With the continued increase of threats – criminal and state based – across all sectors, there are increasing regulatory pressure to protect systems from both a security and privacy perspective, to include continuous monitoring of technical controls. Most organizations must adhere to multiple regulatory mandates for cyber-security, and look towards standards-based frameworks to enable a “measure once, report many” to demonstrate compliance against all mandates.
Attempts to achieve this goal have been attempted in the past by legacy IT GRC platforms, yet they did not improve security. Collecting snapshots of security control data such as vulnerability scans and configuration audits provide a point-in-time view of security and compliance posture, but do not address the dynamic nature of enterprise networks, changing threats, and actual risk. As we have seen with recent data breeches from government and industry networks comprising millions of citizens private data and eroding national security, demonstrating compliance without continuous monitoring of the technical controls securing the enterprise provides a false sense of security.
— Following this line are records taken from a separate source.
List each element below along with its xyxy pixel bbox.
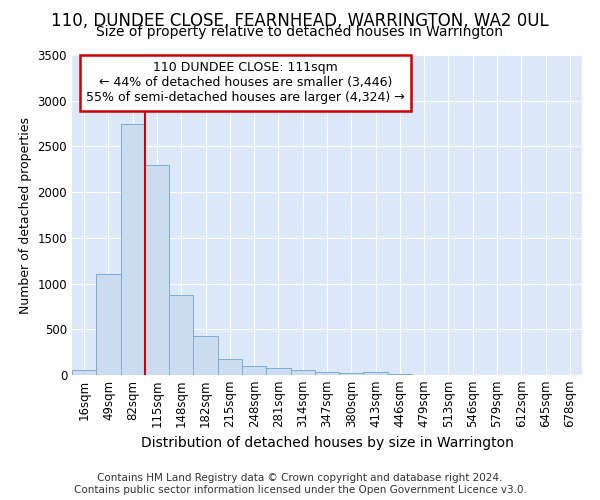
Bar bbox=[96, 274, 121, 375]
Bar bbox=[290, 370, 315, 375]
Bar bbox=[169, 295, 193, 375]
Bar bbox=[218, 359, 242, 375]
Bar bbox=[72, 370, 96, 375]
Text: Size of property relative to detached houses in Warrington: Size of property relative to detached ho… bbox=[97, 25, 503, 39]
Y-axis label: Number of detached properties: Number of detached properties bbox=[19, 116, 32, 314]
Bar bbox=[242, 366, 266, 375]
Text: 110 DUNDEE CLOSE: 111sqm
← 44% of detached houses are smaller (3,446)
55% of sem: 110 DUNDEE CLOSE: 111sqm ← 44% of detach… bbox=[86, 62, 405, 104]
Text: 110, DUNDEE CLOSE, FEARNHEAD, WARRINGTON, WA2 0UL: 110, DUNDEE CLOSE, FEARNHEAD, WARRINGTON… bbox=[51, 12, 549, 30]
X-axis label: Distribution of detached houses by size in Warrington: Distribution of detached houses by size … bbox=[140, 436, 514, 450]
Bar bbox=[266, 368, 290, 375]
Bar bbox=[364, 372, 388, 375]
Bar bbox=[121, 124, 145, 375]
Bar bbox=[145, 164, 169, 375]
Text: Contains HM Land Registry data © Crown copyright and database right 2024.
Contai: Contains HM Land Registry data © Crown c… bbox=[74, 474, 526, 495]
Bar bbox=[388, 374, 412, 375]
Bar bbox=[193, 336, 218, 375]
Bar bbox=[339, 373, 364, 375]
Bar bbox=[315, 372, 339, 375]
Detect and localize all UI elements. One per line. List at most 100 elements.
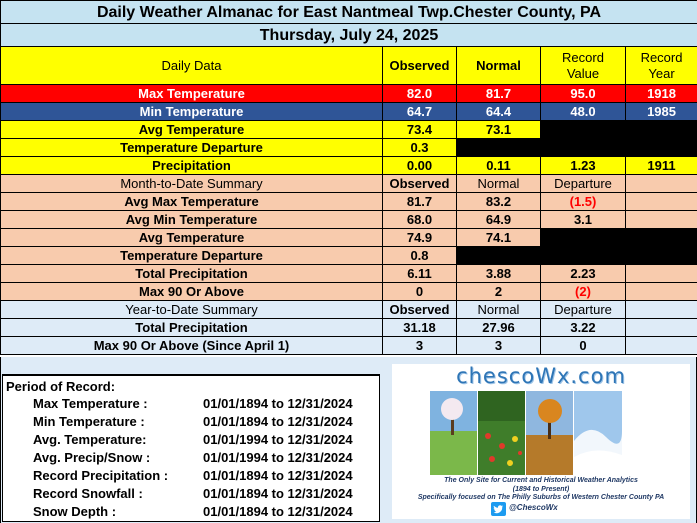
ytd-label: Total Precipitation — [0, 318, 383, 337]
mtd-normal: 64.9 — [456, 210, 541, 229]
daily-observed: 64.7 — [382, 102, 457, 121]
header-daily-data: Daily Data — [0, 46, 383, 85]
mtd-row: Temperature Departure 0.8 — [0, 246, 697, 265]
mtd-observed: 0.8 — [382, 246, 457, 265]
blank-cell — [455, 138, 697, 157]
ytd-header-row: Year-to-Date Summary Observed Normal Dep… — [0, 300, 697, 319]
mtd-departure: 3.1 — [540, 210, 626, 229]
mtd-label: Avg Temperature — [0, 228, 383, 247]
daily-label: Min Temperature — [0, 102, 383, 121]
period-range: 01/01/1894 to 12/31/2024 — [203, 504, 353, 519]
daily-observed: 82.0 — [382, 84, 457, 103]
header-observed: Observed — [382, 300, 457, 319]
mtd-row: Avg Max Temperature 81.7 83.2 (1.5) — [0, 192, 697, 211]
blank-cell — [624, 318, 697, 337]
header-departure: Departure — [540, 300, 626, 319]
mtd-observed: 68.0 — [382, 210, 457, 229]
blank-cell — [624, 336, 697, 355]
period-range: 01/01/1994 to 12/31/2024 — [203, 432, 353, 447]
daily-label: Max Temperature — [0, 84, 383, 103]
daily-observed: 73.4 — [382, 120, 457, 139]
blank-cell — [624, 264, 697, 283]
blank-cell — [624, 300, 697, 319]
mtd-row: Avg Temperature 74.9 74.1 — [0, 228, 697, 247]
daily-record-value: 1.23 — [540, 156, 626, 175]
header-record-value: Record Value — [540, 46, 626, 85]
daily-label: Temperature Departure — [0, 138, 383, 157]
twitter-handle-link[interactable]: @ChescoWx — [491, 502, 591, 516]
period-range: 01/01/1894 to 12/31/2024 — [203, 486, 353, 501]
daily-observed: 0.3 — [382, 138, 457, 157]
blank-cell — [624, 210, 697, 229]
ytd-observed: 31.18 — [382, 318, 457, 337]
blank-cell — [624, 174, 697, 193]
mtd-normal: 3.88 — [456, 264, 541, 283]
title-row: Daily Weather Almanac for East Nantmeal … — [0, 0, 697, 24]
blank-cell — [539, 120, 697, 139]
site-logo[interactable]: chescoWx.com — [456, 364, 626, 388]
blank-cell — [624, 282, 697, 301]
date-row: Thursday, July 24, 2025 — [0, 23, 697, 47]
daily-normal: 64.4 — [456, 102, 541, 121]
daily-row-avg: Avg Temperature 73.4 73.1 — [0, 120, 697, 139]
period-label: Avg. Temperature: — [33, 432, 147, 447]
daily-record-year: 1918 — [624, 84, 697, 103]
period-range: 01/01/1894 to 12/31/2024 — [203, 396, 353, 411]
mtd-row: Max 90 Or Above 0 2 (2) — [0, 282, 697, 301]
mtd-departure: (2) — [540, 282, 626, 301]
seasons-photo-strip — [430, 391, 622, 475]
period-range: 01/01/1894 to 12/31/2024 — [203, 414, 353, 429]
period-label: Record Precipitation : — [33, 468, 169, 483]
ytd-departure: 3.22 — [540, 318, 626, 337]
mtd-label: Total Precipitation — [0, 264, 383, 283]
blank-cell — [624, 192, 697, 211]
almanac-title: Daily Weather Almanac for East Nantmeal … — [0, 0, 697, 24]
mtd-row: Total Precipitation 6.11 3.88 2.23 — [0, 264, 697, 283]
blank-cell — [455, 246, 697, 265]
header-normal: Normal — [456, 174, 541, 193]
period-of-record-box: Period of Record: Max Temperature : 01/0… — [2, 374, 380, 522]
daily-row-precip: Precipitation 0.00 0.11 1.23 1911 — [0, 156, 697, 175]
period-label: Snow Depth : — [33, 504, 117, 519]
header-observed: Observed — [382, 174, 457, 193]
mtd-label: Max 90 Or Above — [0, 282, 383, 301]
tagline: The Only Site for Current and Historical… — [444, 477, 638, 484]
daily-record-year: 1911 — [624, 156, 697, 175]
ytd-observed: 3 — [382, 336, 457, 355]
daily-row-max: Max Temperature 82.0 81.7 95.0 1918 — [0, 84, 697, 103]
header-normal: Normal — [456, 46, 541, 85]
period-label: Min Temperature : — [33, 414, 145, 429]
twitter-bird-icon — [491, 502, 506, 516]
period-label: Max Temperature : — [33, 396, 148, 411]
daily-row-departure: Temperature Departure 0.3 — [0, 138, 697, 157]
period-label: Record Snowfall : — [33, 486, 143, 501]
mtd-label: Avg Min Temperature — [0, 210, 383, 229]
mtd-observed: 74.9 — [382, 228, 457, 247]
daily-observed: 0.00 — [382, 156, 457, 175]
daily-record-value: 48.0 — [540, 102, 626, 121]
almanac-table: Daily Weather Almanac for East Nantmeal … — [0, 0, 697, 355]
ytd-normal: 27.96 — [456, 318, 541, 337]
mtd-observed: 81.7 — [382, 192, 457, 211]
mtd-normal: 2 — [456, 282, 541, 301]
twitter-handle: @ChescoWx — [509, 503, 558, 512]
ytd-row: Total Precipitation 31.18 27.96 3.22 — [0, 318, 697, 337]
header-record-year: Record Year — [624, 46, 697, 85]
header-ytd-summary: Year-to-Date Summary — [0, 300, 383, 319]
mtd-label: Avg Max Temperature — [0, 192, 383, 211]
ytd-row: Max 90 Or Above (Since April 1) 3 3 0 — [0, 336, 697, 355]
daily-record-year: 1985 — [624, 102, 697, 121]
mtd-observed: 6.11 — [382, 264, 457, 283]
daily-normal: 0.11 — [456, 156, 541, 175]
mtd-departure: (1.5) — [540, 192, 626, 211]
daily-header-row: Daily Data Observed Normal Record Value … — [0, 46, 697, 85]
mtd-row: Avg Min Temperature 68.0 64.9 3.1 — [0, 210, 697, 229]
ytd-label: Max 90 Or Above (Since April 1) — [0, 336, 383, 355]
seasons-image — [430, 391, 622, 475]
daily-label: Avg Temperature — [0, 120, 383, 139]
focus-note: Specifically focused on The Philly Subur… — [417, 494, 665, 501]
ytd-normal: 3 — [456, 336, 541, 355]
header-observed: Observed — [382, 46, 457, 85]
ytd-departure: 0 — [540, 336, 626, 355]
daily-record-value: 95.0 — [540, 84, 626, 103]
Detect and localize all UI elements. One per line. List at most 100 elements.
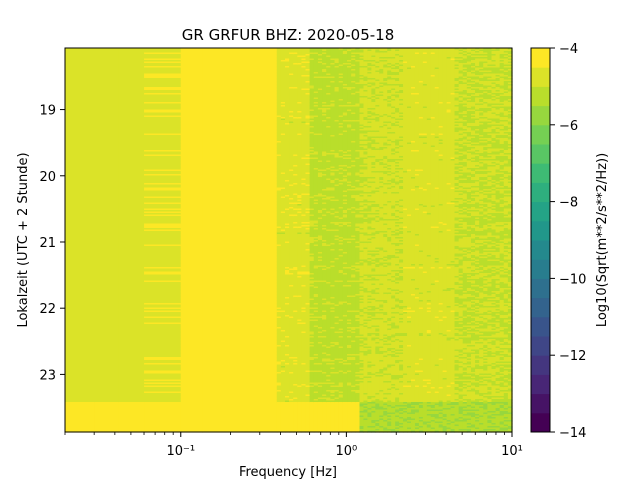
spectrogram-cell bbox=[202, 139, 278, 142]
spectrogram-cell bbox=[94, 109, 119, 112]
spectrogram-cell bbox=[276, 282, 282, 285]
spectrogram-cell bbox=[289, 210, 294, 213]
spectrogram-cell bbox=[118, 250, 145, 253]
spectrogram-cell bbox=[289, 120, 294, 123]
spectrogram-cell bbox=[180, 177, 203, 180]
spectrogram-cell bbox=[94, 252, 119, 255]
spectrogram-cell bbox=[280, 100, 286, 103]
spectrogram-cell bbox=[94, 306, 119, 309]
spectrogram-cell bbox=[285, 406, 290, 409]
spectrogram-cell bbox=[280, 207, 286, 210]
spectrogram-cell bbox=[180, 187, 203, 190]
spectrogram-cell bbox=[94, 177, 119, 180]
spectrogram-cell bbox=[144, 307, 182, 310]
spectrogram-cell bbox=[65, 378, 95, 381]
spectrogram-cell bbox=[276, 246, 282, 249]
spectrogram-cell bbox=[94, 61, 119, 64]
spectrogram-cell bbox=[65, 330, 95, 333]
spectrogram-cell bbox=[202, 69, 278, 72]
spectrogram-cell bbox=[180, 133, 203, 136]
spectrogram-cell bbox=[65, 396, 95, 399]
spectrogram-cell bbox=[280, 91, 286, 94]
spectrogram-cell bbox=[297, 184, 303, 187]
spectrogram-cell bbox=[180, 184, 203, 187]
spectrogram-cell bbox=[280, 252, 286, 255]
spectrogram-cell bbox=[297, 172, 303, 175]
spectrogram-cell bbox=[118, 427, 145, 430]
spectrogram-cell bbox=[297, 237, 303, 240]
spectrogram-cell bbox=[293, 130, 298, 133]
spectrogram-cell bbox=[297, 286, 303, 289]
spectrogram-cell bbox=[285, 123, 290, 126]
spectrogram-cell bbox=[276, 276, 282, 279]
spectrogram-cell bbox=[180, 394, 203, 397]
spectrogram-cell bbox=[65, 238, 95, 241]
spectrogram-cell bbox=[280, 400, 286, 403]
spectrogram-cell bbox=[280, 421, 286, 424]
spectrogram-cell bbox=[276, 115, 282, 118]
spectrogram-cell bbox=[276, 55, 282, 58]
spectrogram-cell bbox=[65, 304, 95, 307]
spectrogram-cell bbox=[180, 364, 203, 367]
spectrogram-cell bbox=[285, 345, 290, 348]
spectrogram-cell bbox=[65, 364, 95, 367]
spectrogram-cell bbox=[94, 390, 119, 393]
spectrogram-cell bbox=[65, 385, 95, 388]
spectrogram-cell bbox=[289, 108, 294, 111]
spectrogram-cell bbox=[65, 198, 95, 201]
spectrogram-cell bbox=[118, 84, 145, 87]
spectrogram-cell bbox=[180, 190, 203, 193]
spectrogram-cell bbox=[289, 198, 294, 201]
spectrogram-cell bbox=[289, 202, 294, 205]
spectrogram-cell bbox=[280, 246, 286, 249]
spectrogram-cell bbox=[65, 169, 95, 172]
spectrogram-cell bbox=[280, 214, 286, 217]
spectrogram-cell bbox=[293, 249, 298, 252]
spectrogram-cell bbox=[289, 243, 294, 246]
spectrogram-cell bbox=[280, 231, 286, 234]
spectrogram-cell bbox=[202, 345, 278, 348]
spectrogram-cell bbox=[144, 283, 182, 286]
spectrogram-cell bbox=[276, 415, 282, 418]
spectrogram-cell bbox=[289, 91, 294, 94]
spectrogram-cell bbox=[180, 123, 203, 126]
spectrogram-cell bbox=[94, 193, 119, 196]
spectrogram-cell bbox=[118, 421, 145, 424]
spectrogram-cell bbox=[202, 396, 278, 399]
spectrogram-cell bbox=[285, 99, 290, 102]
spectrogram-cell bbox=[293, 193, 298, 196]
spectrogram-cell bbox=[180, 82, 203, 85]
spectrogram-cell bbox=[202, 171, 278, 174]
spectrogram-cell bbox=[285, 138, 290, 141]
spectrogram-cell bbox=[202, 304, 278, 307]
spectrogram-cell bbox=[280, 399, 286, 402]
spectrogram-cell bbox=[289, 114, 294, 117]
spectrogram-cell bbox=[276, 207, 282, 210]
spectrogram-cell bbox=[118, 93, 145, 96]
spectrogram-cell bbox=[293, 105, 298, 108]
spectrogram-cell bbox=[293, 267, 298, 270]
spectrogram-cell bbox=[180, 196, 203, 199]
spectrogram-cell bbox=[276, 403, 282, 406]
spectrogram-cell bbox=[144, 90, 182, 93]
spectrogram-cell bbox=[297, 195, 303, 198]
spectrogram-cell bbox=[289, 204, 294, 207]
spectrogram-cell bbox=[285, 208, 290, 211]
spectrogram-cell bbox=[289, 406, 294, 409]
spectrogram-cell bbox=[180, 105, 203, 108]
spectrogram-cell bbox=[280, 333, 286, 336]
spectrogram-cell bbox=[289, 79, 294, 82]
spectrogram-cell bbox=[293, 190, 298, 193]
spectrogram-cell bbox=[293, 67, 298, 70]
spectrogram-cell bbox=[293, 178, 298, 181]
spectrogram-cell bbox=[293, 313, 298, 316]
spectrogram-cell bbox=[280, 193, 286, 196]
spectrogram-cell bbox=[118, 282, 145, 285]
spectrogram-cell bbox=[289, 384, 294, 387]
spectrogram-cell bbox=[118, 54, 145, 57]
spectrogram-cell bbox=[297, 202, 303, 205]
spectrogram-cell bbox=[180, 412, 203, 415]
spectrogram-cell bbox=[285, 273, 290, 276]
spectrogram-cell bbox=[289, 330, 294, 333]
spectrogram-cell bbox=[118, 172, 145, 175]
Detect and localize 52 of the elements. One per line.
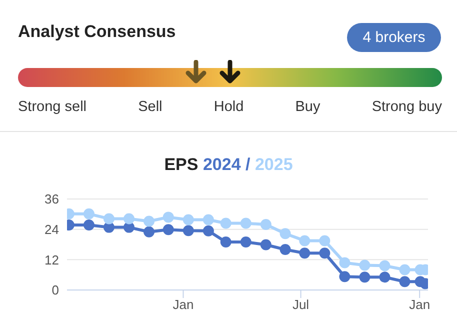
point <box>319 235 330 246</box>
y-tick-label: 36 <box>44 192 59 207</box>
category-label: Sell <box>138 99 162 115</box>
y-tick-label: 24 <box>44 222 59 237</box>
point <box>123 222 134 233</box>
text: 4 brokers <box>347 23 441 52</box>
text: 2025 <box>254 155 293 174</box>
category-label: Strong buy <box>372 99 442 115</box>
point <box>83 208 94 220</box>
text: Analyst Consensus <box>18 22 176 42</box>
point <box>319 248 330 259</box>
point <box>399 264 410 276</box>
point <box>359 260 370 271</box>
category-label: Hold <box>214 99 244 115</box>
point <box>162 224 174 236</box>
y-tick-label: 12 <box>44 252 59 268</box>
point <box>339 257 350 268</box>
point <box>359 272 370 283</box>
point <box>144 226 155 238</box>
category-label: Buy <box>295 99 320 115</box>
point <box>299 248 310 259</box>
point <box>83 220 94 231</box>
x-tick-label: Jan <box>409 297 430 312</box>
point <box>240 218 252 229</box>
point <box>220 218 232 229</box>
point <box>182 214 194 226</box>
point <box>280 228 291 240</box>
point <box>162 212 174 223</box>
point <box>103 222 114 233</box>
x-tick-label: Jul <box>292 297 310 312</box>
point <box>379 272 390 283</box>
y-tick-label: 0 <box>52 282 59 298</box>
category-label: Strong sell <box>18 99 87 115</box>
point <box>123 213 134 224</box>
point <box>202 214 214 226</box>
point <box>202 225 214 236</box>
text: / <box>244 155 250 174</box>
point <box>220 236 232 248</box>
point <box>299 235 310 246</box>
point <box>399 276 410 288</box>
point <box>103 213 114 224</box>
point <box>280 244 291 256</box>
text: 2024 <box>202 155 241 174</box>
point <box>260 239 272 250</box>
x-tick-label: Jan <box>172 297 194 312</box>
chart-title: EPS <box>164 155 198 174</box>
point <box>260 219 272 230</box>
point <box>240 236 252 248</box>
point <box>379 260 390 272</box>
point <box>144 216 155 227</box>
point <box>182 225 194 236</box>
point <box>339 271 350 282</box>
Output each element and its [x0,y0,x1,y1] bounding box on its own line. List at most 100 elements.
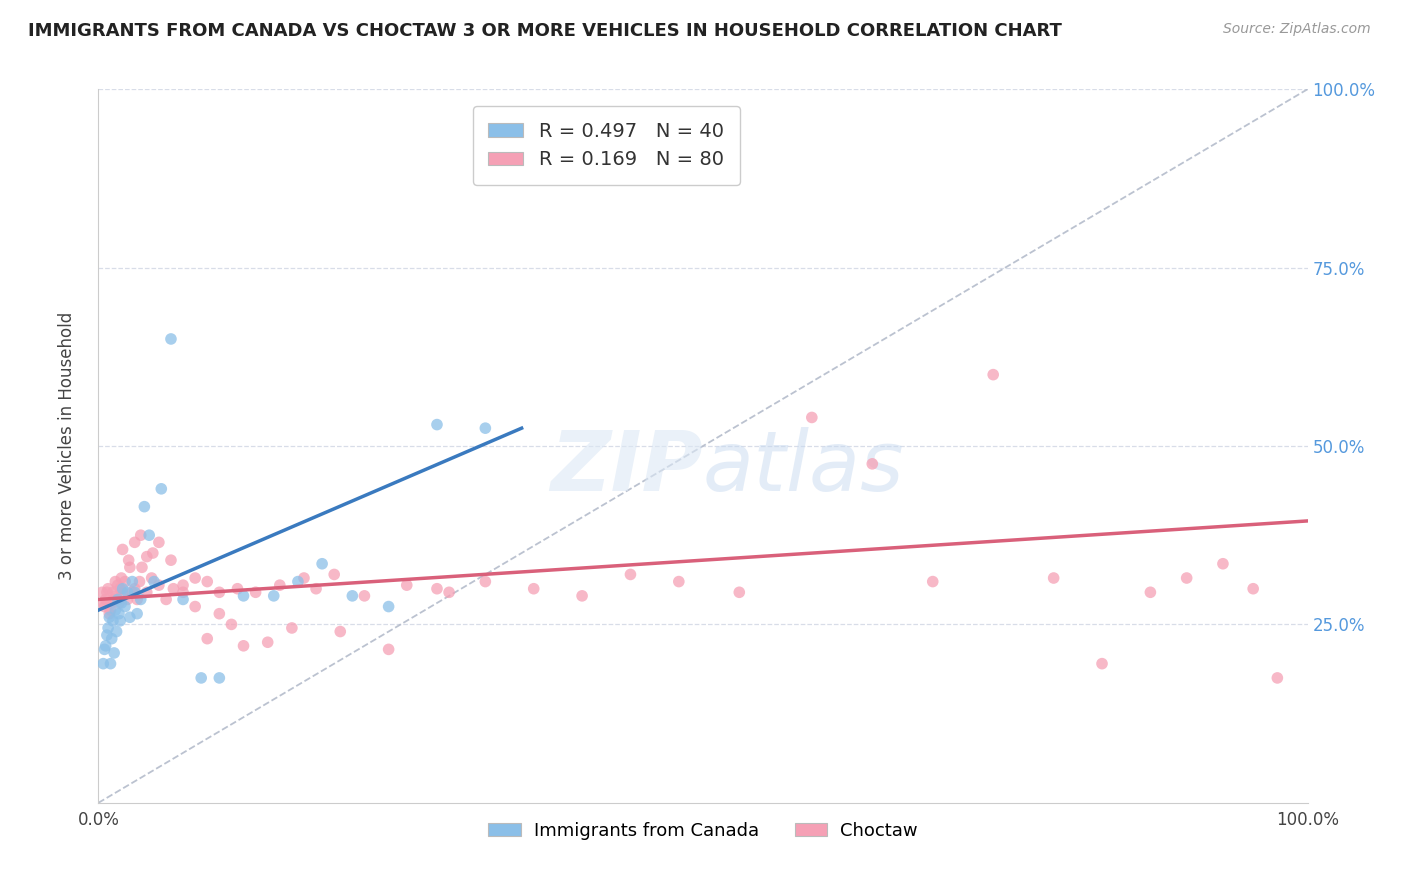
Point [474,574,496,589]
Point [1139,585,1161,599]
Point [129,528,152,542]
Point [208,671,231,685]
Text: atlas: atlas [703,427,904,508]
Point [108,596,131,610]
Point [184,571,207,585]
Point [800,410,823,425]
Point [114,574,136,589]
Point [128,574,150,589]
Point [148,535,170,549]
Point [110,596,132,610]
Point [323,567,346,582]
Point [96,628,118,642]
Point [256,635,278,649]
Point [110,571,132,585]
Point [195,574,218,589]
Point [353,589,375,603]
Point [111,582,134,596]
Point [101,614,124,628]
Point [91,585,114,599]
Point [91,596,114,610]
Point [245,585,267,599]
Point [129,592,152,607]
Point [305,582,328,596]
Point [94,592,117,607]
Point [101,585,124,599]
Text: Source: ZipAtlas.com: Source: ZipAtlas.com [1223,22,1371,37]
Point [108,607,131,621]
Point [103,646,125,660]
Point [127,607,149,621]
Point [728,585,751,599]
Point [135,585,157,599]
Point [221,617,243,632]
Point [118,560,141,574]
Point [269,578,291,592]
Point [142,546,165,560]
Point [104,603,127,617]
Point [105,624,128,639]
Point [143,574,166,589]
Point [96,585,118,599]
Point [426,417,449,432]
Point [108,614,131,628]
Point [100,596,122,610]
Point [134,500,156,514]
Point [107,592,129,607]
Point [263,589,285,603]
Point [619,567,641,582]
Y-axis label: 3 or more Vehicles in Household: 3 or more Vehicles in Household [58,312,76,580]
Point [148,578,170,592]
Point [103,592,125,607]
Point [1241,582,1264,596]
Point [571,589,593,603]
Point [523,582,546,596]
Point [118,610,141,624]
Point [117,592,139,607]
Point [107,578,129,592]
Point [135,549,157,564]
Point [287,574,309,589]
Point [921,574,943,589]
Point [1212,557,1234,571]
Point [860,457,883,471]
Point [114,599,136,614]
Point [97,621,120,635]
Point [437,585,460,599]
Point [981,368,1004,382]
Point [281,621,304,635]
Point [97,582,120,596]
Text: IMMIGRANTS FROM CANADA VS CHOCTAW 3 OR MORE VEHICLES IN HOUSEHOLD CORRELATION CH: IMMIGRANTS FROM CANADA VS CHOCTAW 3 OR M… [28,22,1062,40]
Point [668,574,690,589]
Point [91,657,114,671]
Point [111,585,134,599]
Point [226,582,249,596]
Point [117,585,139,599]
Point [98,607,121,621]
Point [108,582,131,596]
Point [1175,571,1198,585]
Point [377,599,399,614]
Point [111,542,134,557]
Point [190,671,212,685]
Point [292,571,315,585]
Point [232,589,254,603]
Point [232,639,254,653]
Point [395,578,418,592]
Point [155,592,177,607]
Point [208,585,231,599]
Point [121,585,143,599]
Point [94,639,117,653]
Point [93,599,115,614]
Point [93,642,115,657]
Point [118,553,141,567]
Point [141,571,163,585]
Point [311,557,333,571]
Point [184,599,207,614]
Point [124,535,146,549]
Point [377,642,399,657]
Point [342,589,364,603]
Point [100,657,122,671]
Point [208,607,231,621]
Point [160,553,183,567]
In order to achieve improved cybersecurity for all enterprises in both public and private sector networks, it requires collaboration from leading providers of cybersecurity solutions to enable consistent real-time continuous monitoring of the control effectiveness in terms of an enterprises security architecture. Qmulos, as the leading provider of IT Risk Management solutions, is sponsoring the Technical Controls Initiative by partnering with industry cybersecurity vendors to enable a standards base continuous monitoring of their solutions on a big data platform, providing real security value to the enterprise based upon actual risks, automating IT compliance monitoring and evidence collection, and reducing the cost to the enterprises. Qmulos, as the only vendor providing commercially available solutions for Ongoing Assessment powered by Splunk that are on the Approved Products List for the Continuous Diagnostics and Mitigation (CDM) program, is uniquely positioned to drive this initiative.